Entah kenapa pencerahan semasa SMA itu semakin meningkat saja. Lama-kelamaan saya dan teman-teman tidak lagi mendapatkan kertas-kertas berisikan lima huruf istimewa, karena kami semua tidak lagi membutuhkan itu. Karena kami pada saat itu, langsung mendapatkan kertas soal dalam bentuk fotocopy! Dan itu datangnya sehari sebelum pelaksanaan ujian.

Malam sebelum pelaksanaan ujian, kami pun belajar dengan giat. Mencocokkan soal dengan jawaban langsung dari buku. Kami mengingat-ingat apa soalnya dan apa jawabannya. Jadi seumpama soal dibolak-balik, diacak-acak urutannya ya tidak masalah tidak seperti sebelumnya.

“Eh ini ada bocoran nih! Lo catet dah, tapi liat-liat dulu. Lo cocokin bener apa engga itu jawaban.” Ucap seorang kawan

“Tenkyu-tenkyu, bentar gua catet dulu jawabannya.” Tanggap yang lainnya.

Tidak ada lagi tuh adegan seperti itu, karena kami memiliki kertas soal yang lengkap dengan kop surat departemen terkait di atasnya. Kalau pada awal-awal kami mesti memastikan dengan cara mengurutkan jawaban dengan soal—apabila sesuai maka lanjut saja kalau tidak mending distop!—nah kalau sudah ada soalnya sih santaaiii…

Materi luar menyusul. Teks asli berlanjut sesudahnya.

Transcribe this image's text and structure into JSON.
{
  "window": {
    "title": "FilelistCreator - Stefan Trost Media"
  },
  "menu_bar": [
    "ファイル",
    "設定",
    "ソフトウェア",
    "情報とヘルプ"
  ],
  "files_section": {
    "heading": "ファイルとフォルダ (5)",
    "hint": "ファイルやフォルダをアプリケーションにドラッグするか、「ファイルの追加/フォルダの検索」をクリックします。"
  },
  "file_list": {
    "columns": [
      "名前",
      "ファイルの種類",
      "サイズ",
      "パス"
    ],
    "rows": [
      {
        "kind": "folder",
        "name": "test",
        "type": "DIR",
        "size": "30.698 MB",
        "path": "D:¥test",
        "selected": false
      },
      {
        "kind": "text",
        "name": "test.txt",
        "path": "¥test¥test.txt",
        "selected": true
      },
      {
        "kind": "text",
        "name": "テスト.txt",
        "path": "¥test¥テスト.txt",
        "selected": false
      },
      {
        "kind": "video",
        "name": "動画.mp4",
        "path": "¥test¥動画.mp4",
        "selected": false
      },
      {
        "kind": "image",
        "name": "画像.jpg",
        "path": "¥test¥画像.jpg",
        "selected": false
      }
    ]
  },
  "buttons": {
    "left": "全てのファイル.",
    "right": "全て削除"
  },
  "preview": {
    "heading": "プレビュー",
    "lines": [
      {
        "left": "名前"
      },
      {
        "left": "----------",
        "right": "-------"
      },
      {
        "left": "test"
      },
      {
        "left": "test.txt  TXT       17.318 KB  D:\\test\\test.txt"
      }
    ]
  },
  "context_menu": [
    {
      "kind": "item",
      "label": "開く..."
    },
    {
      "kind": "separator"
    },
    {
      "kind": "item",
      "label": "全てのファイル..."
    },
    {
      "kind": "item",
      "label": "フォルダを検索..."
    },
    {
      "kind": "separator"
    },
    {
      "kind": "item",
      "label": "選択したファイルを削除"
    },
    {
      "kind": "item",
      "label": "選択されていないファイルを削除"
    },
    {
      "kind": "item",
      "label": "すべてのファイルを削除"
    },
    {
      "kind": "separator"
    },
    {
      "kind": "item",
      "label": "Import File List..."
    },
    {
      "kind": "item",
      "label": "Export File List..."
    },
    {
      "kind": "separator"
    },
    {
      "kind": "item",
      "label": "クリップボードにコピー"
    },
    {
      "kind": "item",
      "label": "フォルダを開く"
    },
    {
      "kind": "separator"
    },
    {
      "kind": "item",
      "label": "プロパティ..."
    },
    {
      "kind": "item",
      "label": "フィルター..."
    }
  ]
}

Saya rasa yang kedua ini lebih baik dari yang pertama. Karena dengan begitu kita atau saya bisa belajar terlebih dahulu. Kalau yang pertama mah, boro-boro belajar! Nyentuh buku aja ogah! Tinggal liat aja ke kertas kecil di tangan, di hapusan, di pulpen atau di mana ada tempat untuk menyelipkan kertas di situ bakal ada kertas bocoran.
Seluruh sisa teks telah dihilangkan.